Geo-redundant storage provides 99.9999999999999999 percent durability, because it replicates data and objects to a secondary region. When failover starts, DNS entries that point to the primary region are updated to point to the secondary region. Microsoft currently controls the DNS failover process.

When you use RA-GRS, you need to ensure that your application knows with which endpoint it's interacting. The secondary region has "-secondary" appended to the name of the endpoint.

RA-GRS is ideal for applications that require high availability.

A new feature currently in preview allows you to start a failover between primary and secondary regions from the Azure portal, PowerShell, or the Azure CLI. When the primary endpoint becomes unavailable, you can fail over to the secondary endpoint.
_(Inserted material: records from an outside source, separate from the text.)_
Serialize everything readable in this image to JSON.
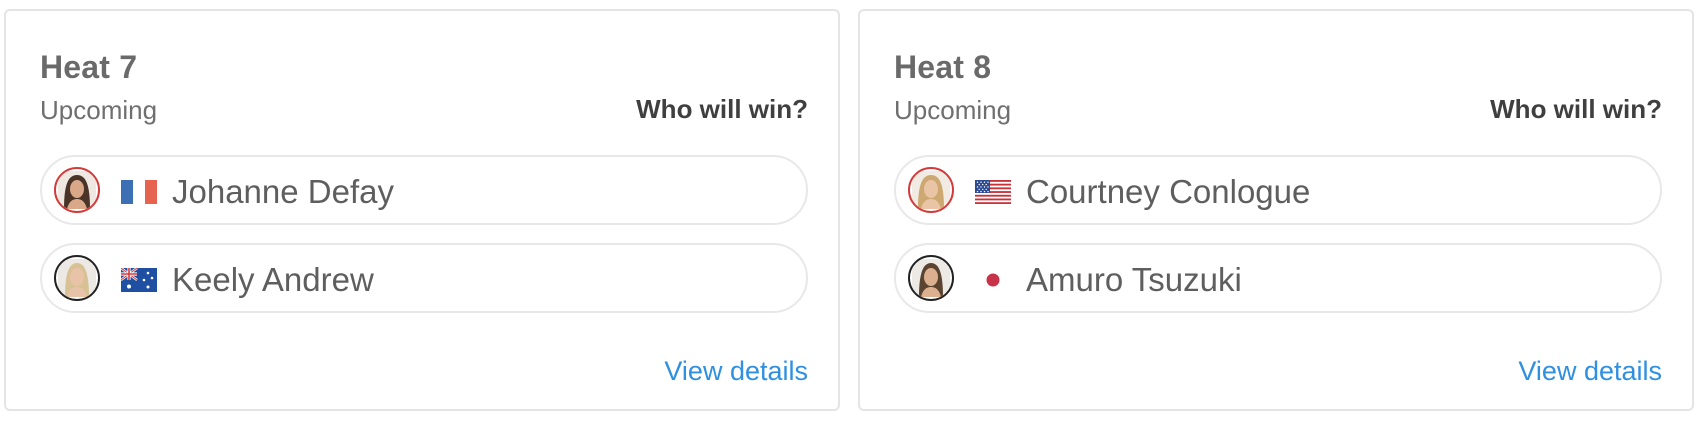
{
  "heats": [
    {
      "title": "Heat 7",
      "status": "Upcoming",
      "question": "Who will win?",
      "details_label": "View details",
      "athletes": [
        {
          "name": "Johanne Defay",
          "flag": "france-flag-icon",
          "avatar_ring": "#d33a3a"
        },
        {
          "name": "Keely Andrew",
          "flag": "australia-flag-icon",
          "avatar_ring": "#222222"
        }
      ]
    },
    {
      "title": "Heat 8",
      "status": "Upcoming",
      "question": "Who will win?",
      "details_label": "View details",
      "athletes": [
        {
          "name": "Courtney Conlogue",
          "flag": "usa-flag-icon",
          "avatar_ring": "#d33a3a"
        },
        {
          "name": "Amuro Tsuzuki",
          "flag": "japan-flag-icon",
          "avatar_ring": "#222222"
        }
      ]
    }
  ],
  "colors": {
    "link": "#2f8fe0",
    "border": "#e4e4e4",
    "title": "#6a6a6a"
  }
}
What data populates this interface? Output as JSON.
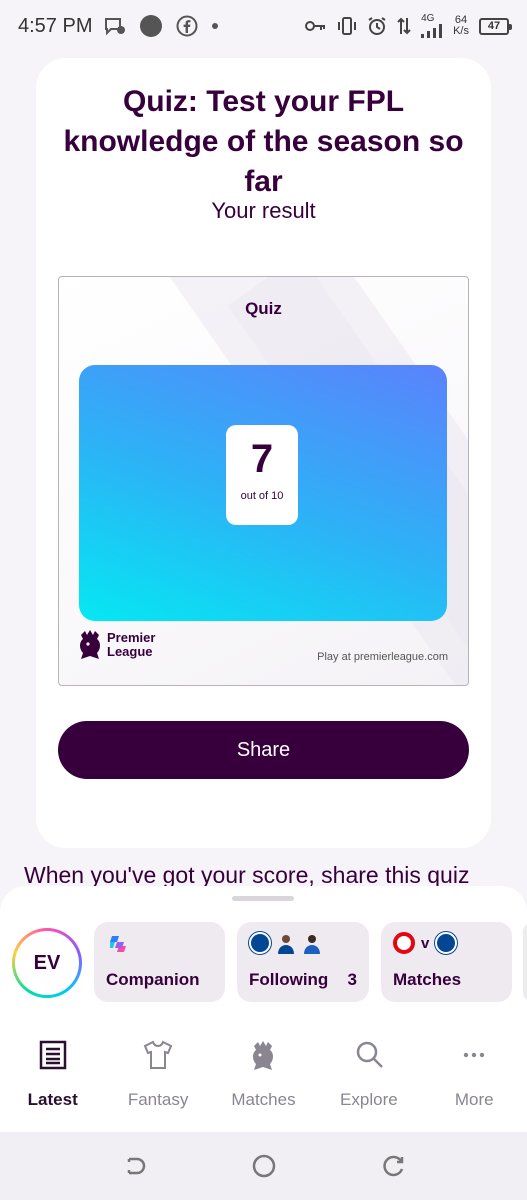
{
  "status_bar": {
    "time": "4:57 PM",
    "network_type": "4G",
    "net_speed_value": "64",
    "net_speed_unit": "K/s",
    "battery": "47"
  },
  "result": {
    "title": "Quiz: Test your FPL knowledge of the season so far",
    "subtitle": "Your result",
    "card_label": "Quiz",
    "score": "7",
    "score_suffix": "out of 10",
    "brand_line1": "Premier",
    "brand_line2": "League",
    "play_at": "Play at premierleague.com",
    "share_label": "Share"
  },
  "below_text": "When you've got your score, share this quiz",
  "sheet": {
    "avatar_initials": "EV",
    "chips": [
      {
        "label": "Companion"
      },
      {
        "label": "Following",
        "count": "3"
      },
      {
        "label": "Matches",
        "versus": "v"
      }
    ]
  },
  "bottom_nav": {
    "items": [
      {
        "label": "Latest",
        "icon": "latest-icon",
        "active": true
      },
      {
        "label": "Fantasy",
        "icon": "shirt-icon"
      },
      {
        "label": "Matches",
        "icon": "lion-icon"
      },
      {
        "label": "Explore",
        "icon": "search-icon"
      },
      {
        "label": "More",
        "icon": "more-dots-icon"
      }
    ]
  },
  "colors": {
    "brand_purple": "#37003c",
    "gradient_start": "#05e8f2",
    "gradient_end": "#5b82fc"
  }
}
After the failover and DNS endpoint updates are complete, the storage account is set back to LRS. You're responsible for reverting the replication settings from LRS to RA-GRS or GRS after the primary region becomes available again.

What is geo-zone-redundant storage (GZRS)?

Geo-zone-redundant storage (GZRS) combines the high availability benefits of ZRS with GRS. With this replication type, your data is copied across three availability zones in one region. Data is also replicated three times to another secondary region that's paired with it. This way, your zone-redundant data is also secure from regional level outage.

What is read-access geo-zone-redundant storage (RA-GZRS)?

Read-access geo-zone-redundant storage (RA-GZRS) uses the same replication method as GZRS, but lets you read from the secondary region. If you want to read the data that's replicated to the secondary region, even if your primary isn't experiencing downtime, use RA-GZRS for your replication type.

When to use each type of redundant storage

We can summarize the most appropriate use of each type of redundant storage with the following table:

Replication type Copies Use case
LRS 3 Data remains highly available, but for compliance reasons, isn't allowed to leave the local datacenter.
ZRS 3 Needs redundancy in multiple physical locations, but because of compliance, data isn't allowed to leave a region.
GRS 6 App has access to the data, even if an entire region has an outage.
RA-GRS 6 App reads from multiple geographical locations, so you can serve users from a location that's closer to them.
GZRS 6 App can access data, even if the primary region has failed, and your secondary region has a datacenter that's experiencing an outage, but you don't want to read from the secondary region unless the primary region is down.
RA-GZRS 6 Regularly read data from your secondary region, perhaps to serve users from a location closer to them, even if a datacenter is up in your primary region.

Change replication strategy

After you've created an Azure storage account, you can change the replication strategy. You can switch the replication status of a storage account from LRS to GRS, or LRS to RA-GRS, and back again. To change the replication strategy to GZRS, the process you use depends on the current replication strategy for your account.